Liberals were saying the same thing regarding Bush v Gore.
Taney "reached out" to declare the Missouri Compromise of 1820 unconstitutional-- almost 40 years later.
right.
When has anyone refused to give themselves more power, besides the founding fathers and all those who served others.... okay I mean what POLITICIAN or JUDGE in the modern era is going to limit their own powers.
These legal and economic elites were also believers in an ideology called Social Darwinism. They saw economic life in much the same way that Charles Darwin and his followers saw biological life as an intense struggle for survival in which only the fittest deserve to survive and reproduce. Since economic regulation was usually in the interest of protecting those who could not protect themselves in this struggle, Social Darwinists believed that such laws were counterproductive in retarding economic progress, restricting the freedom of the more fit, and advancing the interests of those less fit people who constituted a drag on society.
Hmmm. Sounds like some FReepers.
It is really a misconception to say that a court can invalidate a law at all. All the Supreme Court can say is that the judicial branch will not be a party to enforcing it.

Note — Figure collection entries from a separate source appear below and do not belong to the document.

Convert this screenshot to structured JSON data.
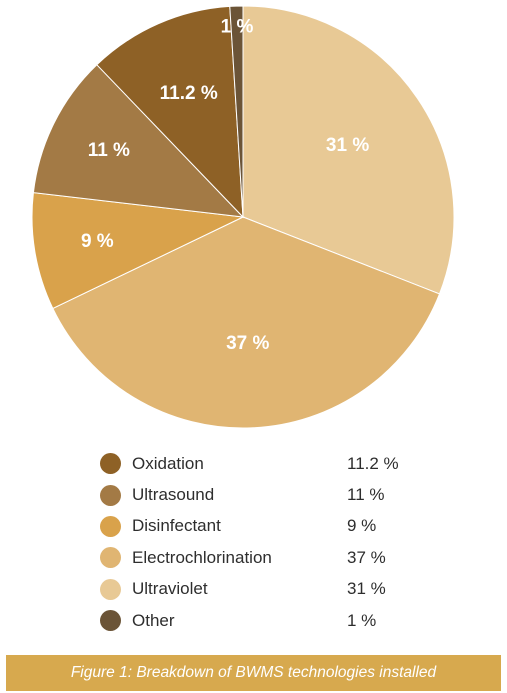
{
  "chart_data": {
    "type": "pie",
    "title": "",
    "slices": [
      {
        "label": "Ultraviolet",
        "value": 31,
        "display": "31 %",
        "color": "#e8c995"
      },
      {
        "label": "Electrochlorination",
        "value": 37,
        "display": "37 %",
        "color": "#e0b572"
      },
      {
        "label": "Disinfectant",
        "value": 9,
        "display": "9 %",
        "color": "#d9a24b"
      },
      {
        "label": "Ultrasound",
        "value": 11,
        "display": "11 %",
        "color": "#a37a45"
      },
      {
        "label": "Oxidation",
        "value": 11.2,
        "display": "11.2 %",
        "color": "#8e6126"
      },
      {
        "label": "Other",
        "value": 1,
        "display": "1 %",
        "color": "#6b5437"
      }
    ],
    "legend": [
      {
        "label": "Oxidation",
        "display": "11.2 %",
        "color": "#8e6126"
      },
      {
        "label": "Ultrasound",
        "display": "11 %",
        "color": "#a37a45"
      },
      {
        "label": "Disinfectant",
        "display": "9 %",
        "color": "#d9a24b"
      },
      {
        "label": "Electrochlorination",
        "display": "37 %",
        "color": "#e0b572"
      },
      {
        "label": "Ultraviolet",
        "display": "31 %",
        "color": "#e8c995"
      },
      {
        "label": "Other",
        "display": "1 %",
        "color": "#6b5437"
      }
    ]
  },
  "caption": "Figure 1: Breakdown of BWMS technologies installed"
}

Marshall did recognize that, at the time, he could not force the President to do anything and so invented some mumbo jumbo about invalidating acts of Congress. This changed later when, as in the Nixon tapes case, courts do assume their orders carry a force of law which Presidents ignore at peril of impeachment.
But the realpolitique of that is that Presidents can be impeached or sustained by Congress for any reason at any time and the President backed by 34 Senators trumps that threat should he choose to do so. If Marshall had enjoyed a Senate hostile to Jefferson as Nixon would, he might also have reached an entirely different conclusion and dressed that up in different mumbo jumbo.